L’ « homme d’affaires » Nafiz Modack est considéré comme une figure de la pègre du Cap. En octobre 2017, il a été vu dans un hôtel du Cap en compagnie de Duduzame Zuma, le fils du Président d’Afrique du Sud de l’époque, Jacob Zuma. Il a été interpellé en décembre 2017 et accusé d’extorsion et intimidation. Il aurait été à la tête d’une faction qui veut prendre le contrôle du marché de la sécurité des bars et boîtes de nuit de la ville, ce qui aurait provoqué une série de violences entre groupes rivaux. Remis en liberté sous caution, il a de nouveau été interpellé en février 2018, cette fois-ci accusé d’extorsion de fonds contre plusieurs boîtes de nuit à Johannesburg. En avril 2021, il a été interpellé dans le cadre de l’enquête sur le meurtre en septembre 2020 d’un policier spécialisé dans la pègre sud-africaine et de la tentative de meurtre sur un avocat.
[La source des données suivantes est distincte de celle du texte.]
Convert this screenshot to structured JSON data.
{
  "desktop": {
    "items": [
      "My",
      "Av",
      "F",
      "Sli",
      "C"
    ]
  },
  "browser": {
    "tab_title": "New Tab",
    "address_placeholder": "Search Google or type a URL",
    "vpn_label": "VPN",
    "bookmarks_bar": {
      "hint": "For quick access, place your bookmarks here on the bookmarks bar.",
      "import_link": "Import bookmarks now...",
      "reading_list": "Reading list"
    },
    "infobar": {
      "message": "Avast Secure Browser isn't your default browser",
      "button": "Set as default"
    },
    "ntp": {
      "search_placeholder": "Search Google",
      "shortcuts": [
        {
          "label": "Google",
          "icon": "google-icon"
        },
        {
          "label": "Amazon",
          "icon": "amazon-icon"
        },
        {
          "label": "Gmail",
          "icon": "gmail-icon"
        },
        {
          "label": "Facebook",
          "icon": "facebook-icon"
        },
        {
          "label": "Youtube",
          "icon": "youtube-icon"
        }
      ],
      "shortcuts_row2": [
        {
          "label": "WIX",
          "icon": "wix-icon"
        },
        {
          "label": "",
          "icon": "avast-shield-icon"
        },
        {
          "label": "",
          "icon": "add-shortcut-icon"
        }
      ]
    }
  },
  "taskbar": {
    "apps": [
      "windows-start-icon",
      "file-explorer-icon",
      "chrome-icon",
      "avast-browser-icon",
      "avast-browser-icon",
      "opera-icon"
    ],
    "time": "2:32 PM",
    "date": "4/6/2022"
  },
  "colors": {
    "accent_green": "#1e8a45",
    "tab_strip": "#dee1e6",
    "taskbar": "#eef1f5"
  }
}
Officiellement gérant d’une station-service, Ralph Stanfield est considéré comme un des chefs du gang des 28’s. Il était également le neveu de Colin Stanfield, un des plus importants caïds du Cap jusqu’à sa mort par cancer en 2004. Ralph Stanfield a été blessé par balles en juillet 2017 lors d’une attaque à Johannesburg.

Le « gang des Nombres » est sans doute apparu en 1906 dans les mines et les prisons de la région de Johannesburg. Il est actuellement le gang de prison le plus important du pays. Les « Nombres » se divisent en trois entités : les « 28 » sont les soldats du gang, eux-même divisés entre ceux qui se battent et ceux qui servent d’esclaves sexuels ; les « 27 » sont chargés d’exécuter les contrats pour le gang, ils accumulent donc les lourdes peines de prison ; enfin, les « 26 » sont chargés d’alimenter les caisses du gang par divers trafics. Dans les faits, ils sont souvent rivaux.